Following the warning by Credit Suisse Group (NYSE: CS) of potential heavy losses in Q1 brought about by a series of high-risk investments, the bank has posted its net loss of Q1. One of them was the Archegos hedge fund which collapsed in a week sending shockwaves across major investment banks. Just weeks before, the Swiss bank had to incur another huge loss from British financial firm Greensill which had filed for bankruptcy. The Swiss bank has now confirmed that its losses of Q1 are to the tune of 252 million Swiss francs -$275 million.

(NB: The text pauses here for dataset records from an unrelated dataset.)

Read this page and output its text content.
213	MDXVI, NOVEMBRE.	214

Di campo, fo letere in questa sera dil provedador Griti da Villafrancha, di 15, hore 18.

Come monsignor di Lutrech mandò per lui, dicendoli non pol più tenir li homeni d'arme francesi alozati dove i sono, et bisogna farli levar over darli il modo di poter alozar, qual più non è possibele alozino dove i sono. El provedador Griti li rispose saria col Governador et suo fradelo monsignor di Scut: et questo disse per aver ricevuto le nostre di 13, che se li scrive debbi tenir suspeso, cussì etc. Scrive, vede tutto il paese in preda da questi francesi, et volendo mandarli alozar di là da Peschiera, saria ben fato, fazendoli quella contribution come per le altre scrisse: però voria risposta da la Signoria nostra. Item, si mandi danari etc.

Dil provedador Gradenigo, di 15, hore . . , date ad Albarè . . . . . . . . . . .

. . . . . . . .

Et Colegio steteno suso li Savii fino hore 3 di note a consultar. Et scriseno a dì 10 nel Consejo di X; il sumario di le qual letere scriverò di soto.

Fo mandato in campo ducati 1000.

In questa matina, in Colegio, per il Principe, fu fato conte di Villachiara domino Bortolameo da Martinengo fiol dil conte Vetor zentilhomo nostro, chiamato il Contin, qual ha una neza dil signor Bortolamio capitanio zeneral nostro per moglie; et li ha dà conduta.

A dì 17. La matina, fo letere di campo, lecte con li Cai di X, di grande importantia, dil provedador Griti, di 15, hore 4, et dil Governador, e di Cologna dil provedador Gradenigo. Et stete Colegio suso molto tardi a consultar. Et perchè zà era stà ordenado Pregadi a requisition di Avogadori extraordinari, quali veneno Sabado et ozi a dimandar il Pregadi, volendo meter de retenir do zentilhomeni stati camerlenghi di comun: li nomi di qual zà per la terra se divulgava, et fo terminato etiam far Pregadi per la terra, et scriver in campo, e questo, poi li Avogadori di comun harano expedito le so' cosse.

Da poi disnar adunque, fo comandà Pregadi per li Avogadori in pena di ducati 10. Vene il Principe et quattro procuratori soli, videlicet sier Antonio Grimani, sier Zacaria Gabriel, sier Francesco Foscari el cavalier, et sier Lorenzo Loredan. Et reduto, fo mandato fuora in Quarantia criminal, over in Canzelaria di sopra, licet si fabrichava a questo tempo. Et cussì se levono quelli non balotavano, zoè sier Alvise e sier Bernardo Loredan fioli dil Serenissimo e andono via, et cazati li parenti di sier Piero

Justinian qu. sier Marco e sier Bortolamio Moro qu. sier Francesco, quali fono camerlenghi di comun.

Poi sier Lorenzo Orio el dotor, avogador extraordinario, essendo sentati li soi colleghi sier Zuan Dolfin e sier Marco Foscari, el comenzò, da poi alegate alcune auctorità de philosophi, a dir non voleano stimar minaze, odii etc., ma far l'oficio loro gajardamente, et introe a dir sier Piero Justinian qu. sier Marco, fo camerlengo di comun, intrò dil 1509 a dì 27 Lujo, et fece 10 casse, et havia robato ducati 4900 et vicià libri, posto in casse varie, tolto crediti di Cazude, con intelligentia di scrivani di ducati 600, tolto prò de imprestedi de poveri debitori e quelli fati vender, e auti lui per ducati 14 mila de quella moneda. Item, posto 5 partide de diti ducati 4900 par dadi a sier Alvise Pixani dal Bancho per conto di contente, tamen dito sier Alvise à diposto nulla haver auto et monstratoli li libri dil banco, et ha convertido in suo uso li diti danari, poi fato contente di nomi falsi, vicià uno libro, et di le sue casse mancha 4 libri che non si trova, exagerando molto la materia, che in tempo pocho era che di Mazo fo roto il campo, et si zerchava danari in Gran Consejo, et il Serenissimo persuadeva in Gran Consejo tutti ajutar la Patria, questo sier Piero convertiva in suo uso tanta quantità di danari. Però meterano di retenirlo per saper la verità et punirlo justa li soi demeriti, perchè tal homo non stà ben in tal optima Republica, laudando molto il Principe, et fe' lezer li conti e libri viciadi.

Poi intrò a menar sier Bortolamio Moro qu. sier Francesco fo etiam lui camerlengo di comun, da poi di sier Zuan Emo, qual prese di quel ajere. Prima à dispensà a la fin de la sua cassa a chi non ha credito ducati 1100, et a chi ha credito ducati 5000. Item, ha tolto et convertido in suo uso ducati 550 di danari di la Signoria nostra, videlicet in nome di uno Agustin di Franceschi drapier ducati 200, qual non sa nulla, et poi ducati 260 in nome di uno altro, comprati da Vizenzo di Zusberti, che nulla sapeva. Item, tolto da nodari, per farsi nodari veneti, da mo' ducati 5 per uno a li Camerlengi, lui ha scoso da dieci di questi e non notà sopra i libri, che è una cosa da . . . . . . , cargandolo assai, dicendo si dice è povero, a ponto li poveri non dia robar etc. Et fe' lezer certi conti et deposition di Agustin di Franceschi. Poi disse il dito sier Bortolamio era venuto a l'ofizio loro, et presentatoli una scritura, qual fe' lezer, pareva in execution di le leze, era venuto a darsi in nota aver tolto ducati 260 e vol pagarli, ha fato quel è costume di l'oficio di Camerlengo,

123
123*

This is further set to spill into the second quarter with a net loss of 600 million francs driven by the Archegos fund. In response, the Swiss lender has confirmed it has exited 97% of its positions in the fund. Additionally, the event was the breaking point for CEO Thomas Gottstein, to dismiss two executives- investment bank CEO Brian Chin and chief risk and compliance officer Lara Warner. Their actions had seen the bank take a $20 billion exposure in the US-based hedge fund, with executives only realising the exposure days to its collapse.
“The loss we had in Archegos was unacceptable and we had to take action in terms of management changes. We are reducing our exposure in this business, we are reviewing our risk, controls and systems in that area,” CEO Thomas Gottstein stated.
Archegos Wrecks Credit Suisse Record Q1 Performance
This implosion as the bank noted offset the good performance recorded by wealth management and investment banking. According to the report, the bank was expecting net revenue of 7.4 billion Swiss francs before the hedge fund saga, this would be a 34% increase from last year.
The CEO confirmed this would be a record performance adding that it would be “one of our best quarters in the history of Credit Suisse. Definitely the best quarter in the last 10 years”.
The losses in the Archegos collapse have further triggered investigations. Swiss regulates confirmed on Thursday they opened enforcement proceeding against the Swiss bank. FINMA is also looking to enforce the bank to employ risk-reducing measures to protect investors.
Analysts from the Bank of America (BoA) have warned that the Swiss bank business has been hit hard. According to them, the sagas are one too many. BoA has since slashed the bank’s 2021 buyback forecasts by $533 million.
CS stock reacted quite negatively to the news. In the pre-market, the stock is down 6.55%, trading at $9.70.